A experiência de Piracanga

PIRACANGA Produção local de produtos de higiene pessoal biodegradáveis e tempo para a meditação (Crédito:Gabriel Reis)

Uma das mais conhecidas e prósperas comunidades alternativas brasileiras é a de Inkiri Piracanga, pequeno reino de auxílio espiritual e busca de autossuficiência criado há sete anos pela terapeuta holística portuguesa Angelina Ataíde na Península de Maraú, no Sul da Bahia. Debaixo da sombra dos coqueiros que abundam por ali, 29 pessoas tratam de levar sua vida meditando, praticando reiki e ajudando seus semelhantes com soluções inteligentes de desenvolvimento social e contato com a natureza. A comunidade cresceu tanto que hoje conta com um banco e dinheiro próprios. Há duas semanas, o banco Inkiri fechou sua primeira operação de microcrédito de R$ 2,56 mil. O beneficiado pelo empréstimo foi um dos agricultores do bairro de Massaranduba, onde são produzidos os alimentos orgânicos que abastecem o lugar. A iniciativa mostra como a comunidade vem se integrando com a economia e a sociedade, e evolui, de maneira inovadora, como um dos principais centros de retiro místico do País. O inkiri, que funciona em paridade com o real, já conta com 800 mil notas em circulação e aumentou em oito vezes a quantidade de trocas na economia local, que envolvem alimentos e produtos de higiene pessoal biodegradáveis fabricados internamente.

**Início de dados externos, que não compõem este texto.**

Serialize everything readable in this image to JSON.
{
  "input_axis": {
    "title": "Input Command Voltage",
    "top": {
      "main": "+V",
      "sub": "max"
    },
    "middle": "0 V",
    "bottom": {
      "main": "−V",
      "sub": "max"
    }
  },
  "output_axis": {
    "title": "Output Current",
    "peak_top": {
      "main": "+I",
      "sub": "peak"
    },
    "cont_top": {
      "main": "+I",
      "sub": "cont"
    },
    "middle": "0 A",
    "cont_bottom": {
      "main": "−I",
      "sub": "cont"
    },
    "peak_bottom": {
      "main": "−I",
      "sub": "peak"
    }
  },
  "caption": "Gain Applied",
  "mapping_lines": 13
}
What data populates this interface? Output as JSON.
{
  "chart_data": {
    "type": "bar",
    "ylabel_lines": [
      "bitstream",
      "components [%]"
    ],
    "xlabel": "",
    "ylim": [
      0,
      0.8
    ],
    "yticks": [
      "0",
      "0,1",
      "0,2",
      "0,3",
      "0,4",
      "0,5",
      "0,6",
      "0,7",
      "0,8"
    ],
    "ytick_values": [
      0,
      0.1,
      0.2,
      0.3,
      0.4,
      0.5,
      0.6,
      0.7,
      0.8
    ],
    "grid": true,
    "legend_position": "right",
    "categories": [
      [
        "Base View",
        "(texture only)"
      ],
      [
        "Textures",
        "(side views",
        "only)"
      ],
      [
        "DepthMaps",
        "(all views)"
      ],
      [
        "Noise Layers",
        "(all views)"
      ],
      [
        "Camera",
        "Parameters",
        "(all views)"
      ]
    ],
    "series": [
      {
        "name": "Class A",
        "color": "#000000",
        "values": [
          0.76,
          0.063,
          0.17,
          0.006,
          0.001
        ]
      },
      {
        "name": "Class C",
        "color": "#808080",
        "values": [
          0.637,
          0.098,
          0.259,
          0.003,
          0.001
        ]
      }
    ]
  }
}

Piracanga recebeu cerca de 2 mil visitantes para retiros, em 2017, e movimentou 2,8 milhões de reais. “Nosso objetivo não é crescer em faturamento, mas investir em nossa organização e criar projetos interessantes”, diz Vanessa Ruiz, jornalista e membro da comunidade Inkiri Piracanga. “O que temos aqui é uma tentativa de retorno à simplicidade e de viver com mais amor”.

A influência de Osho

Gabriel Reis

Um dos componentes mais importantes das comunidades alternativas é o espiritual. Em todas elas há algum tipo de influência mística que une as pessoas que buscam a expansão da consciência. O Santo Daime, por exemplo, costuma ser uma prática aglutinadora de alguns grupos. A meditação transcendental é outra. Em Piracanga, segue-se a técnica do reiki, em que se manipula a energia vital universal pelas mãos, e também se exercita a leitura de aura.

Em algumas comunidades ainda se pratica a meditação dinâmica do indiano Bhagwan Shree Rajneesh, o Osho. Osho pregava uma forma de meditação vigorosa e entusiasmada, que servia de caminho para a libertação espiritual. Notabilizou-se por liderar uma comunidade alternativa no estado de Oregon, nos Estados Unidos, cuja história está contada na série “Wild Wild Country”, da Netflix. A comunidade fracassou, entre outros motivos, por conta da dificuldade de integração com a sociedade local.

Mesmo assim, as técnicas de Osho resistem e ganham adeptos. No Brasil, há pelo menos 30 centros de meditação baseados nas ideias do guru. Eles oferecem programas terapêuticos e alguns funcionam como pequenas comunidades — em busca da utopia.